Texas has two great freshmen running backs waiting for their shot. Malcolm Brown, the Big 12 preseason Newcomer of the Year and Rivals.com’s No. 1 running back coming out of high school last year, has generated tons of excitement. Joe Bergeron was not as highly touted as Brown but showed flashes of brilliance, including a 118-yard, two-touchdown performance in a USA vs. World game Feb. 2. He’s had a great offseason as well.

“[Brown and Bergeron] are more alike than they are different,” said Major Applewhite, co-offensive coordinator and running backs coach. “The pass protection is the stuff that gets them. But both of those guys have come in with a keen understanding of what they want to do in terms of studying. They’ve done well.”

Dominic Espinosa, a redshirt freshman from Cedar Park, is the one freshman on offense who’s sure to start. Senior David Snow, who started all 12 games at center in 2010, will move over to guard, where he played as a sophomore and in high school. Espinosa has a strong showing this offseason.

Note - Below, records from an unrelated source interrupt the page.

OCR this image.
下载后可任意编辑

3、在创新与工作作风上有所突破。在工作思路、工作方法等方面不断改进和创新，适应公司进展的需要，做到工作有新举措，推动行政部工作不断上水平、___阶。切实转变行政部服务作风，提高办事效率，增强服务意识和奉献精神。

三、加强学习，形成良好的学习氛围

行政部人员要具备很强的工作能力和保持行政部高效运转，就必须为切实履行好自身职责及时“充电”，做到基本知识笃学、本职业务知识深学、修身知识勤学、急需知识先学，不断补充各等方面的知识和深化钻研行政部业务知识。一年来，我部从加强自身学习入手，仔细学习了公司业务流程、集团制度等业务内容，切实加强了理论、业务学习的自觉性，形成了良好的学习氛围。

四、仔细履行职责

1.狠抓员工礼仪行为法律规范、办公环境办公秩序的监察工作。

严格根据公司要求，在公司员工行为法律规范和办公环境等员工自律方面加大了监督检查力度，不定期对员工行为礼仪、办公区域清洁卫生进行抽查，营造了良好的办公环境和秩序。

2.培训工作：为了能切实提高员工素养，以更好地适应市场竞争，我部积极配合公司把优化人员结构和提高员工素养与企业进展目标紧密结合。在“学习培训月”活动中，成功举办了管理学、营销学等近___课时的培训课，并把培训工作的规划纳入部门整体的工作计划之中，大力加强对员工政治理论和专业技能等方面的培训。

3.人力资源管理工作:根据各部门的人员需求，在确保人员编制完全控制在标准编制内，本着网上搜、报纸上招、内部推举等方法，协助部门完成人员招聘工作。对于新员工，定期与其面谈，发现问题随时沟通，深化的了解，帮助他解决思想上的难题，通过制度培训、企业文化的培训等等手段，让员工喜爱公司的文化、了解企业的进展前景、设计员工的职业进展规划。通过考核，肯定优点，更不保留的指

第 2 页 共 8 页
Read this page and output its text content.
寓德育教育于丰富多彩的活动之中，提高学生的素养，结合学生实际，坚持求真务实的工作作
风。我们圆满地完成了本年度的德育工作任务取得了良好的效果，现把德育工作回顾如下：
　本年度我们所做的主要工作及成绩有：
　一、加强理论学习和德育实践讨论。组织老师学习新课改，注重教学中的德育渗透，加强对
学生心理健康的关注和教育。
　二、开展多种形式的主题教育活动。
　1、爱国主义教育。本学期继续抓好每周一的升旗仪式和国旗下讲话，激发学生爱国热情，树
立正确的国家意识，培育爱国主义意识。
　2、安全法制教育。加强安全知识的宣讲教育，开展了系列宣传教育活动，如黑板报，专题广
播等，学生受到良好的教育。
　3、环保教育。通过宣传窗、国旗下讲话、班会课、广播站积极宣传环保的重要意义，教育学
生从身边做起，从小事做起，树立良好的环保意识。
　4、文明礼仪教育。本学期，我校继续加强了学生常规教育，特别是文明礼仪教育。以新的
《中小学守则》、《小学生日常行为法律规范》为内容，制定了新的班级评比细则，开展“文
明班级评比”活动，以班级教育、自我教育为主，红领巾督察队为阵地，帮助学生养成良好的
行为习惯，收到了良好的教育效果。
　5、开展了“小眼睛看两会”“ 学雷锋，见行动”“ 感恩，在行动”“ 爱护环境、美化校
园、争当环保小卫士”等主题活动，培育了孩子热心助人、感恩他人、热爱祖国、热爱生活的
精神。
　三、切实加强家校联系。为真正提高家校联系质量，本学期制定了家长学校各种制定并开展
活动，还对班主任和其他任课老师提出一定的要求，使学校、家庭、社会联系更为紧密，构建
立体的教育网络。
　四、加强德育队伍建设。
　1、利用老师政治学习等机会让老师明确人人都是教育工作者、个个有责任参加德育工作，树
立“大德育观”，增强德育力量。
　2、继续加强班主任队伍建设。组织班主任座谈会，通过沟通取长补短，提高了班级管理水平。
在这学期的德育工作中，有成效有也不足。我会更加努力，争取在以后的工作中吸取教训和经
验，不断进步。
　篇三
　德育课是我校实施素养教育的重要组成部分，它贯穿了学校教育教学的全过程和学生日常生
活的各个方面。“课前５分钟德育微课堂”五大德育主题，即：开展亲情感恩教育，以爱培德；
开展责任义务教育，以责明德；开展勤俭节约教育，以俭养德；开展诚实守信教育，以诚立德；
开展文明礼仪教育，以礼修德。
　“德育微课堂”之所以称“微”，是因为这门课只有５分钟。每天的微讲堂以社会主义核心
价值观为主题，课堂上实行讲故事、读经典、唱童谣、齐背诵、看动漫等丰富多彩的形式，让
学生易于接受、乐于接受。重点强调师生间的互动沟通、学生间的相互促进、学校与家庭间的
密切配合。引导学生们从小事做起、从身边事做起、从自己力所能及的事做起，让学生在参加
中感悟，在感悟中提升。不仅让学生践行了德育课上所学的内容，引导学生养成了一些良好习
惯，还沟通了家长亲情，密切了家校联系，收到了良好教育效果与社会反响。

“He’s brought control and confidence,” said junior defensive end Alex Okafor. “He’s surprised everybody. When he got his chance, he just snagged his opportunity and took it.”

On defense, the Longhorns’ front seven won’t need much help from freshmen but defensive tackle Desmond Jackson should get a decent share of playing time. The secondary, on the other hand, is likely the team’s youngest unit, especially at cornerback. Texas’ top three defensive backs include two sophomores and a freshman, Quandre Diggs, another top performer this offseason.

“We call him Quandre the Giant,” said junior safety Kenny Vaccaro. “He is playing big for us. He is technically sound since his brother is Quentin Jammer.”

Youth and inexperience may not be ingredients found in a recipe that remedies 5-7 seasons. This many freshmen contributing would be concerning for most football teams but with the freshmen that Texas has — Shipley, Espinosa, Brown, Bergeron, Diggs — it should be exciting, not worrisome that these guys will see the field.